Kapıdan ancak yarım çıkarmasına izin verdiğim bedeniyle beni süzdü. Dudağının kenarı kıvrılırken ne düşündüğünü tahmin bile edemeyerek cevabını bekledim. Nur'un karşımdaki mahçup hali gözümün önünden gitmiyordu ama yaşadığı deneyimin yerini asla dolduramayağını tahmin edebiliyordum. Şu gülüşü gördüğümde kaynamaya başlayan kanım, tenlerimiz değse beni odadan kova kova taşıyacaklarını ima ediyordu. Öyle bir erirdim ki, kemiklerim bile sıvılaşabilirdi. Enes Arslan, bildiğin ateşti.
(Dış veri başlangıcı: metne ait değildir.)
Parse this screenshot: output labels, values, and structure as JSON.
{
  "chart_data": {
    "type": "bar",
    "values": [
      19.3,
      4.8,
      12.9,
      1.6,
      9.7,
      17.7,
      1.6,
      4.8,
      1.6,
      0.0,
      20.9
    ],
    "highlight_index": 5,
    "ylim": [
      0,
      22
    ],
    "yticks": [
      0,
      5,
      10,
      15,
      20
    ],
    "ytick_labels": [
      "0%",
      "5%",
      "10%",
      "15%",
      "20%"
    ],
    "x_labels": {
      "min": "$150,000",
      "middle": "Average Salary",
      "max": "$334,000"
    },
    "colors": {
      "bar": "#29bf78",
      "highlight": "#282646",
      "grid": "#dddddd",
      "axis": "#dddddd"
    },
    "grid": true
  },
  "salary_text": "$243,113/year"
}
Bir kaç saliselik bakışmamızda aklımdan geçen düşünceleri okuyamadığı için şükretme kısmına geçtim ki bana başıyla onay verip uzattığım havluyu aldım ve çenesiyle dolabı işaret etti. 

Elbiselerini yerleştirirken dikkat ettiğim noktalardan biri de çok az iç çamaşırı olmasıydı. Ben her gün hatta bu yazın sıcağında bazen günde iki kere çamaşır değiştiriyorken bu adam nasıl bu kadar az çamaşırla gezebiliyordu ki? Bulduğum bir baksır, şort ve tshirtle banyo kapısını çaldım. Kapı sonuna kadar açılırken, kapıyı açan kişi uzaklaşarak aynanın önüne geçti. Sakallarını ovuyor ve kontrol ediyordu. Kıyafetleri kuru bir yere bırakıp çıkmak için arkamı döndüm.

"Bars, bana otel berberini çağır."

Adımı o kadar ılımlı bir tonda söylemişti ki. Bir an olduğum yerde durup gözlerimi kapattım ve ardından gelen cümleyi duymamış gibi yapmayı denedim. Ağzından dökülen sadece adımmış gibi duymak istedim. Bugün saliselik gündüz düşleri yaşıyordum ve her seferinde daha da fazla kapıldığımı hissediyor, tedirgin oluyordum.

Banyodan çıkarken tekrar arkama bakmadım ve hiçbir şey söylemeden terminale acil uyarısıyla not düştüm. On beş dakika sonra berber yanında genç çırağıyla içeri girdiğinde, kadınlar son rötuşlarını atıyorlardı. Oraya buraya saklanmış kaz tüyleri için kontrol yaptım. Her şey gayet iyiydi. Ofisteki ergonomik, sırt destekli çalışma sandalyesini getirip salonun geniş bir alanına yerleştirdikten sonra, üzerine yerleşen; getirdiğim tshirtü giymeyerek bana haddimi bildiren adama kesinlikle bakmak istemiyordum.

"Başka bir emriniz yoksa çıkabilir miyim?" dedim. Ona Arslan diye hitap etmemi istiyordu ama yapmak istemiyordum, beni huzursuz ediyordu. 

Öyleyse ben de adını kullanmaktan kaçınırım, olabildiğince hem de.